ArtsAt Z Movies

Dog Love, Actually

Pampered Pug: Star-Studded Scene Stealing.

By Kelly MacConomy

It’s the Dog Days of summer at last. Named for the period following the heliacal rising of the dog star Sirius, the dog days in Roman and Greek astrology represented times of oppressive heat and humidity, drought, unstable weather, mad dogs and bad omens. In modern times, dog days convey the surrender of those sweet summer moments to the most grueling temperatures of the season, typically July 23- August 23.

With the days now getting shorter and hotter, and the kids ever the more restless, the challenge becomes what to do, what to do? Perfect excuse to spend a dog day afternoon at the movies. Hollywood to the rescue: Dog Days opens in theaters August 10.

Dog Days is a smile out loud family comedy directed by Ken Marino with a witty screenplay by Elissa Matsueda and Erica Oyama, starring Eva Longoria, Vanessa Hudgens and a supporting ensemble cast of newcomer talent including, ironically, Finn Wolfhard.
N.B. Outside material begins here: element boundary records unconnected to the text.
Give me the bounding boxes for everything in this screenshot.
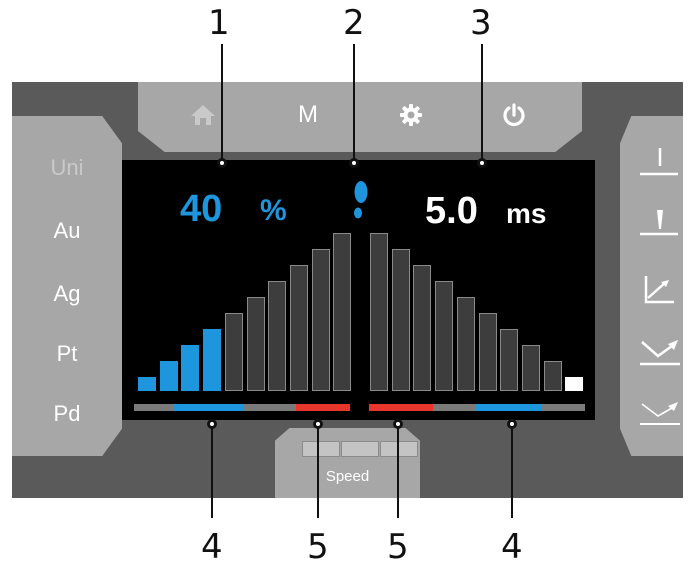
power-bar[interactable] <box>311 249 330 391</box>
callout-4b-leader <box>511 428 513 518</box>
callout-5a-leader <box>317 428 319 518</box>
callout-2-dot <box>349 158 359 168</box>
callout-3-leader <box>481 44 483 160</box>
callout-3: 3 <box>470 3 492 43</box>
callout-5b-leader <box>397 428 399 518</box>
left-red-indicator <box>296 404 350 411</box>
pulse-bar[interactable] <box>413 265 432 391</box>
pulse-value: 5.0 <box>425 190 478 232</box>
power-bar[interactable] <box>159 361 178 391</box>
left-blue-indicator <box>173 404 243 411</box>
right-blue-indicator <box>475 404 541 411</box>
power-bar[interactable] <box>333 233 352 391</box>
callout-2-leader <box>353 44 355 160</box>
foot-pedal-icon <box>348 180 372 222</box>
speed-segment-3[interactable] <box>380 441 418 457</box>
power-value: 40 <box>180 188 223 230</box>
callout-1-dot <box>217 158 227 168</box>
mode-corner-icon[interactable] <box>636 270 684 308</box>
power-bar[interactable] <box>268 281 287 391</box>
power-icon[interactable] <box>497 100 531 130</box>
mode-v-flat-icon[interactable] <box>636 392 684 430</box>
callout-1: 1 <box>208 3 230 43</box>
material-pd-button[interactable]: Pd <box>12 401 122 427</box>
pulse-bar[interactable] <box>521 345 540 391</box>
callout-1-leader <box>221 44 223 160</box>
callout-5b: 5 <box>387 527 409 567</box>
pulse-bar[interactable] <box>391 249 410 391</box>
mode-point-icon[interactable] <box>636 204 684 242</box>
pulse-bar[interactable] <box>435 281 454 391</box>
power-unit: % <box>260 194 287 227</box>
pulse-bar[interactable] <box>565 377 584 391</box>
right-red-indicator <box>369 404 433 411</box>
callout-3-dot <box>477 158 487 168</box>
power-bar[interactable] <box>138 377 156 391</box>
power-bar[interactable] <box>246 297 265 391</box>
callout-4a-dot <box>207 419 217 429</box>
pulse-bar[interactable] <box>456 297 475 391</box>
mode-straight-icon[interactable] <box>636 142 684 180</box>
callout-2: 2 <box>343 3 365 43</box>
m-mode-label: M <box>298 101 318 128</box>
callout-5a: 5 <box>307 527 329 567</box>
callout-4a-leader <box>211 428 213 518</box>
callout-5a-dot <box>313 419 323 429</box>
power-bar[interactable] <box>203 329 222 391</box>
callout-5b-dot <box>393 419 403 429</box>
power-bar[interactable] <box>224 313 243 391</box>
callout-4b: 4 <box>501 527 523 567</box>
pulse-bar[interactable] <box>543 361 562 391</box>
home-icon[interactable] <box>186 100 220 130</box>
pulse-unit: ms <box>506 198 547 229</box>
material-uni-button[interactable]: Uni <box>12 155 122 181</box>
mode-v-icon[interactable] <box>636 332 684 370</box>
speed-segment-1[interactable] <box>302 441 340 457</box>
callout-4a: 4 <box>201 527 223 567</box>
power-bar[interactable] <box>289 265 308 391</box>
material-ag-button[interactable]: Ag <box>12 281 122 307</box>
speed-segment-2[interactable] <box>341 441 379 457</box>
pulse-bar[interactable] <box>478 313 497 391</box>
pulse-bar[interactable] <box>370 233 388 391</box>
material-au-button[interactable]: Au <box>12 218 122 244</box>
m-mode-button[interactable]: M <box>290 100 326 130</box>
power-bar[interactable] <box>181 345 200 391</box>
gear-icon[interactable] <box>394 100 428 130</box>
material-pt-button[interactable]: Pt <box>12 341 122 367</box>
callout-4b-dot <box>507 419 517 429</box>
pulse-bar[interactable] <box>500 329 519 391</box>
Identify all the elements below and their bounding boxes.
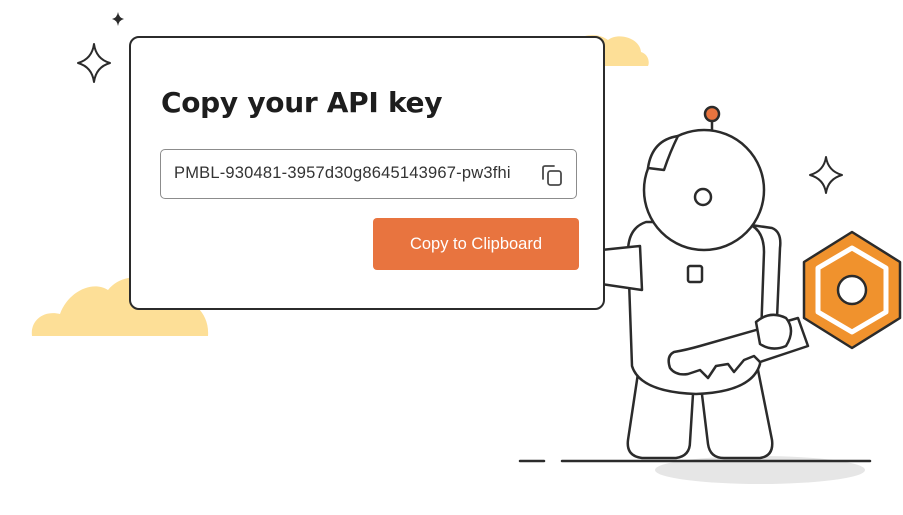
api-key-illustration: Copy your API key PMBL-930481-3957d30g86… xyxy=(0,0,903,515)
api-key-value[interactable]: PMBL-930481-3957d30g8645143967-pw3fhi xyxy=(174,164,511,183)
holding-hand xyxy=(754,313,793,350)
card-title: Copy your API key xyxy=(161,86,443,119)
copy-icon[interactable] xyxy=(539,162,565,188)
antenna-ball xyxy=(703,105,721,123)
api-key-field[interactable]: PMBL-930481-3957d30g8645143967-pw3fhi xyxy=(160,149,577,199)
sparkle-icon xyxy=(77,43,111,83)
api-key-card: Copy your API key PMBL-930481-3957d30g86… xyxy=(129,36,605,310)
copy-to-clipboard-button[interactable]: Copy to Clipboard xyxy=(373,218,579,270)
chest-button xyxy=(686,264,704,284)
sparkle-icon xyxy=(809,156,843,194)
sparkle-icon xyxy=(112,12,124,26)
eye xyxy=(693,187,713,207)
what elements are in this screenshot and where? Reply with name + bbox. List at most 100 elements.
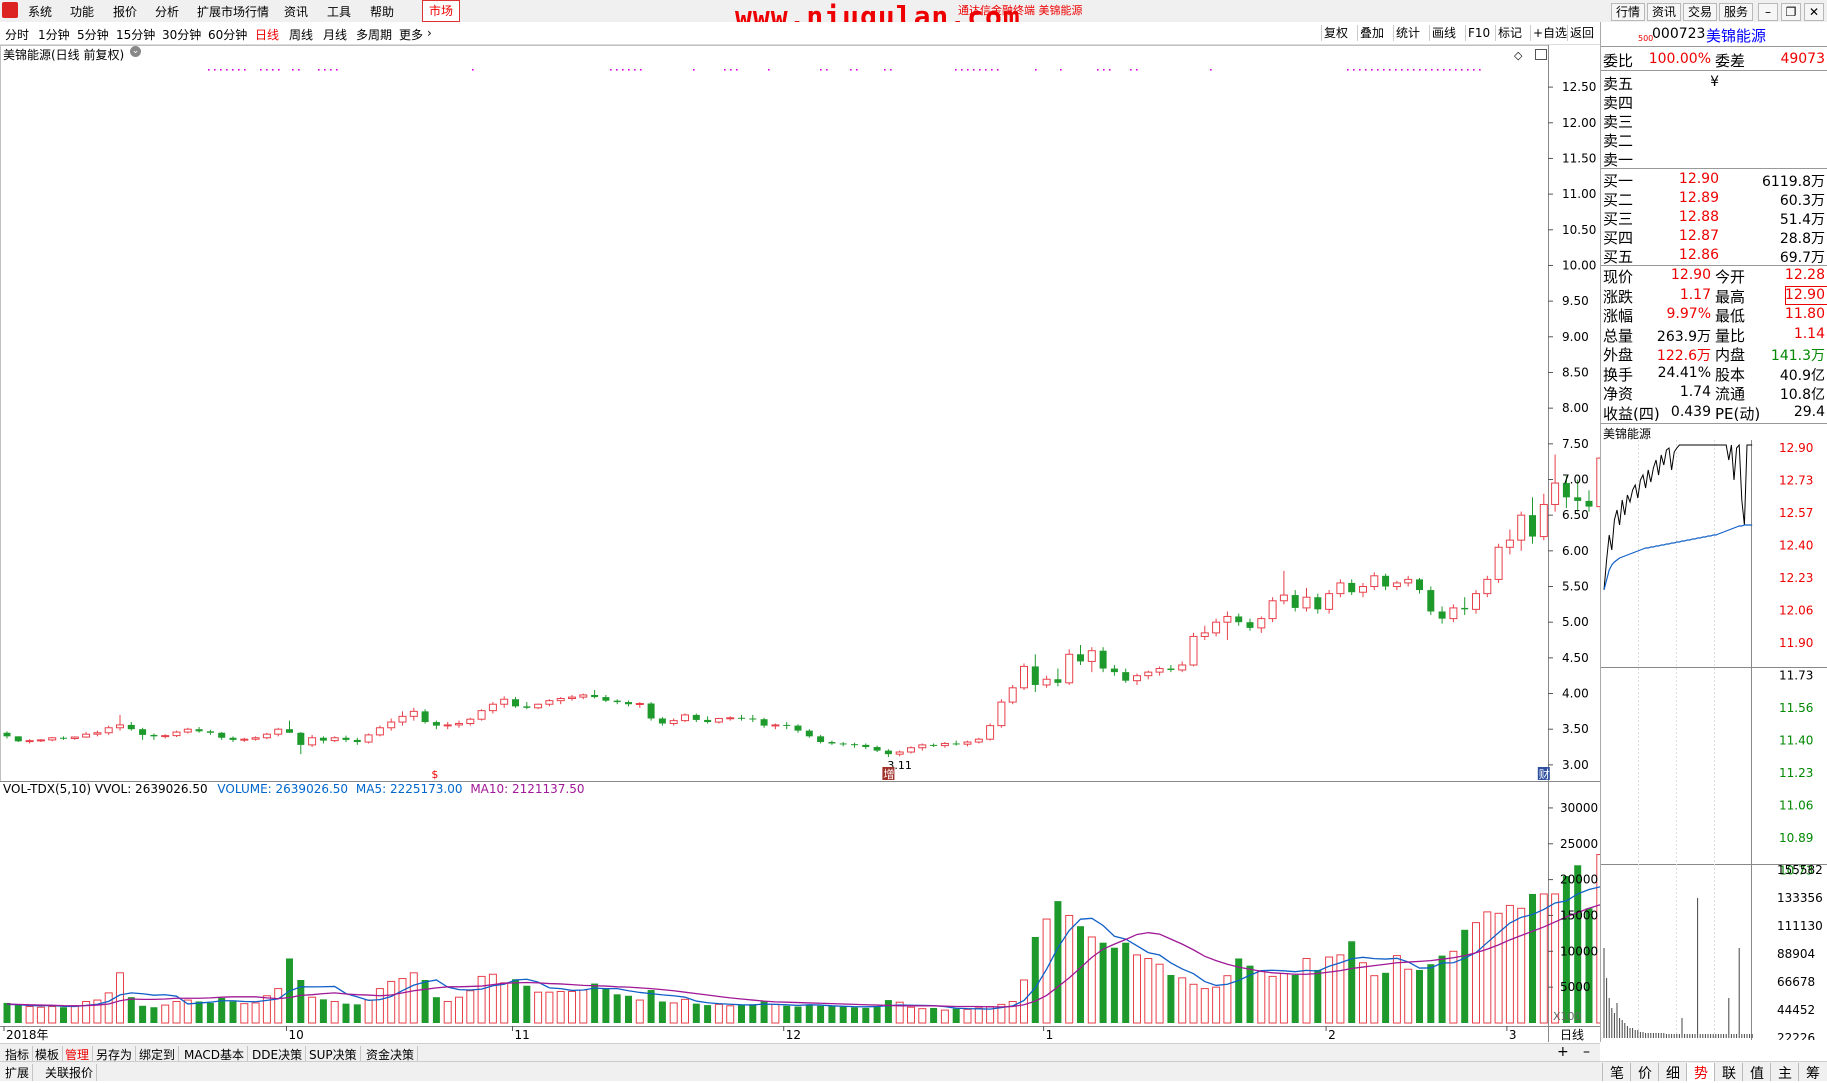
period-tab-daily[interactable]: 日线 bbox=[255, 26, 279, 43]
trade-button[interactable]: 交易 bbox=[1683, 3, 1717, 21]
period-tab-15min[interactable]: 15分钟 bbox=[116, 26, 155, 43]
toolbar-adjust[interactable]: 复权 bbox=[1321, 25, 1350, 41]
tab-related-quote[interactable]: 关联报价 bbox=[42, 1064, 98, 1081]
mini-timeshare-chart[interactable]: 12.90 12.73 12.57 12.40 12.23 12.06 11.90 11.73… bbox=[1601, 440, 1827, 1040]
kline-chart[interactable]: 12.903.11$增财榜涨 12.5012.0011.5011.0010.50… bbox=[0, 45, 1600, 1042]
marker-dot bbox=[961, 69, 963, 71]
restore-icon[interactable]: ❐ bbox=[1781, 3, 1801, 21]
volume-bar bbox=[635, 999, 644, 1024]
volume-bar bbox=[545, 991, 554, 1024]
bid-3-price[interactable]: 12.88 bbox=[1651, 209, 1719, 225]
volume-bar bbox=[1461, 929, 1469, 1023]
volume-bar bbox=[1122, 942, 1130, 1023]
volume-bar bbox=[681, 998, 689, 1024]
add-icon[interactable]: + bbox=[1557, 1044, 1569, 1060]
period-tab-multi[interactable]: 多周期 bbox=[356, 26, 392, 43]
marker-dot bbox=[1425, 69, 1427, 71]
news-button[interactable]: 资讯 bbox=[1647, 3, 1681, 21]
menu-function[interactable]: 功能 bbox=[70, 3, 94, 20]
toolbar-mark[interactable]: 标记 bbox=[1495, 25, 1524, 41]
tab-extend[interactable]: 扩展 bbox=[2, 1064, 34, 1081]
volume-bar bbox=[1336, 954, 1345, 1024]
toolbar-f10[interactable]: F10 bbox=[1465, 25, 1492, 41]
period-tab-weekly[interactable]: 周线 bbox=[289, 26, 313, 43]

Dogs and their people interact as lives intersect in 2018 Los Angeles. Like Love Actually but instead of Colin there’s Collie Firth.

This is one movie that has absolutely, divertingly gone to the dogs with a cast of cuteness that would melt even the Grinch’s erstwhile malformed heart. The old Hollywood caveat, W.C. Fields’ trope, “never work with children and animals” is dispelled as the multiple storylines are woven betwixt and between, the more humane canines navigating the subtle inhumanities of everyday human existence, leaving the audience in “Awwwwww!” Meant to entertain more than message, the movie plays as a veritable rom-com. Falling in love again and again never felt so good.

 

So the dogs upstage the actors. After all, we are there for the puppy love. Much like the cast of Love, Actually and Valentine’s Day there’s something for everyone to tug at the heartstrings. The pooch parade proves to be predictably, incessantly adorable: Big dogs, little dogs. Happy dogs, sad dogs. Even dogs in therapy. Shaggy dogs, not so much Rodeo Drive-ready coiffed dogs. Dogs in need of hairapy. Mutts to Westminster wanna-be’s and Pug-faced puppa donnas. Co-star Nina Dobrev’s own dog, billed as Maverick Dobrev, makes a canineo walkies-on.

Four dogs. Twelve people. One story. I won’t spoil the plot twists and tail chasings. The film doesn’t pretend to be Sidney Lumet’s epic Dog Day Afternoon, starring Al Pacino in one of his most gripping, plaintive performances. Nonetheless it’s a cool cure for the summertime blues. You will laugh. Maybe even out loud. Just what the veterinarian ordered. Go dogs! Go!!!

Dog Days is rated PG for some language and suggestive content, playing at AMC Hoffman 22 and area theaters this week.

For home and on-the-road entertainment during the dog days of summer, 2018 has offered some fine canine flick picks. Show Dogs, released in May, stars veteran character actors Stanley

Tucci and Alan Cummings. Max, the macho Rottweiler police dog, is assigned to an undercover operation as a show dog at a national competition in order to infiltrate a criminal situation, avert disaster and save the day. Best in Show meets Miss Congenially. Rated PG.

Isle of Dogs is one of the best pictures of the year. Wes Anderson’s anime homage to man’s best friend — kicking it in an urgent, eco-apocalyptic, wake-up howl-at-the-moon nod toward the climate change controversy. Rated PG-13 for mature themes and somewhat graphic animated violence. Look for it cleaning up come awards season.

Opening August 17, visually stunning in IMAX is Alpha, telling the story of a young man coming of age in the last Ice Age, injured in the wild, estranged from his family and tribe, who is befriended by a lone wolf pup abandoned by his pack. Their struggle to survive begins the multi-millennium partnership between man and his wolf descendent the dog, becoming best friends forever. Rated PG-13 for intense imperiled scenes of man and wolf against nature.

For mature audiences only there is always revisiting the masterpiece Dog Day Afternoon. Pacino rocks the screen in the Oscar-nominated performance from 1975 about the real-life bank robber John Wojtowicz. If you have never seen it you are in the doghouse. Attica! Attica!!!!